Segurança Pública no Brasil foi tema de palestra

Chamando atenção para a ocorrência de 61 mil homicídios por ano no país, o antropólogo e cientista político Luiz Eduardo Soares falou sobre violência, criminalidade e Segurança Pública ao proferir palestra com o tema “Segurança Pública e Democracia no Brasil”. Segundo ele, a maioria das vítimas são negras, pobres e moradoras de periferias e territórios vulneráveis e a sociedade, atualmente em transformação, permanece praticamente inerte e imóvel “diante de um drama como esse”.

– Nós sabemos que, infelizmente, a desigualdade no Brasil é tão profunda e antiga que ela inclusive se projeta nas diferenças de sensibilidade com as quais tratamos esse problema. Se as vítimas dessa forma de violência fossem outras pessoas, talvez a sociedade, por meio de sua representação política, já tivesse tomado alguma iniciativa – enfatizou.

Especialista em Segurança Pública, Soares apresentou dados mostrando que apenas 8% dos homicídios dolosos são investigados e os 92% restantes permanecem impunes, o que não leva à dedução de que estamos no país da impunidade porque a população carcerária brasileira é a terceira do mundo em números absolutos e também a mais crescente desde 2012 (há seis anos havia cerca de 212 mil detentos e hoje há, em média, mais de 700 mil).

Além disso, o palestrante frisou que o índice de detentos em prisão provisória é de 40%; de quem chega à liberdade por decisões “mais definitivas” é de 30%; o de internos em cumprimento de pena por homicídio doloso é de 12%; e que já chega aos cerca de 29% o percentual de presos cumprindo pena por transgressões à Lei de Drogas.

– Estou me referindo sobretudo aos varejistas presos em flagrante sem que estejam praticando violência, sem arma e sem relações orgânicas com o crime organizado. Para que sobrevivam no universo prisional, vinculam-se às facções criminosas e a participação nesses grupos garante a eles sobrevivência, defesa e proteção pessoal, mas por outro lado é cobrada a lealdade subsequente à libertação – ressaltou.

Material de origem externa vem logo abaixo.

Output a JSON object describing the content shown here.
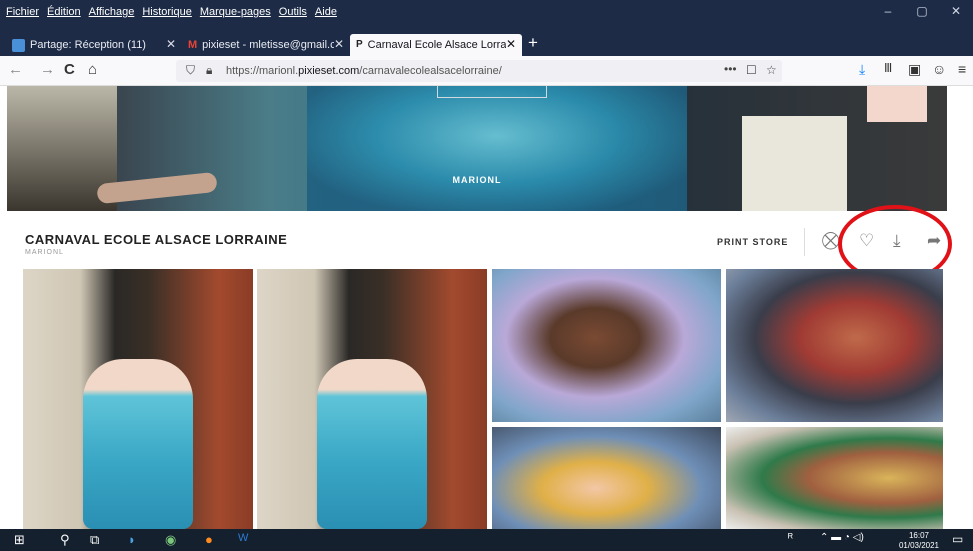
{
  "window": {
    "menu": [
      "Fichier",
      "Édition",
      "Affichage",
      "Historique",
      "Marque-pages",
      "Outils",
      "Aide"
    ],
    "controls": {
      "minimize": "–",
      "maximize": "▢",
      "close": "✕"
    }
  },
  "tabs": [
    {
      "label": "Partage: Réception (11)",
      "icon": "mail-icon",
      "close": "✕"
    },
    {
      "label": "pixieset - mletisse@gmail.com",
      "icon": "gmail-icon",
      "close": "✕"
    },
    {
      "label": "Carnaval Ecole Alsace Lorraine",
      "icon": "pixieset-icon",
      "close": "✕"
    }
  ],
  "new_tab": "+",
  "nav": {
    "back": "←",
    "forward": "→",
    "reload": "C",
    "home": "⌂",
    "url_prefix": "https://marionl.",
    "url_domain": "pixieset.com",
    "url_path": "/carnavalecolealsacelorraine/",
    "page_actions": "•••",
    "pocket": "☐",
    "bookmark": "☆",
    "download": "⤓",
    "library": "Ⅲ",
    "sidebar": "▣",
    "account": "☺",
    "menu": "≡"
  },
  "hero": {
    "studio": "MARIONL"
  },
  "gallery": {
    "title": "CARNAVAL ECOLE ALSACE LORRAINE",
    "subtitle": "MARIONL",
    "print_store": "PRINT STORE",
    "cart_icon": "⛒",
    "favorite_icon": "♡",
    "download_icon": "⤓",
    "share_icon": "➦"
  },
  "taskbar": {
    "time": "16:07",
    "date": "01/03/2021"
  },
  "colors": {
    "annotation_circle": "#e01218",
    "titlebar": "#1d2b46",
    "taskbar": "#14202e"
  }
}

– Com isso, essas pessoas se organizarão e possivelmente vão agir de forma distinta e isso significa que estamos contratando violência futura. Ao fazê-lo, destruimos vidas – observou.

Como causa para o problema Soares apontou a “reprodução do nosso mecanismo institucional” e em seguida lembrou a atuação da Polícia Militar, a mais numerosa em todo o país. Como a corporação não tem atribuição para investigar, ele diz, é cobrada por governos, autoridades, sociedade e mídia e “normalmente entende que produtividade não é a redução dos índices de criminalidade, mas sobretudo a prisão”.

– O grande instrumento de operacionalização desse mecanismo da PM é a Lei de Drogas e por aí se trabalha com mais fluidez e facilidade. Se joga a rede para capturar os varejistas, mas sabemos muito bem que não se trata propriamente de um lançar de rede de forma arbitrária e, portanto, em um sentido democrático, distribuído de forma aleatória. Há uma concentração marcadamente de classe, de cor etc. – destacou.

– É claro que nos condomínios dos bairros provavelmente há esse negócio das substâncias ilícitas e da comercialização varejista, mas a Polícia Militar não entra no condomínio e para fazê-lo precisaria de um mandado judicial, o que talvez pressuponha uma investigação – disse.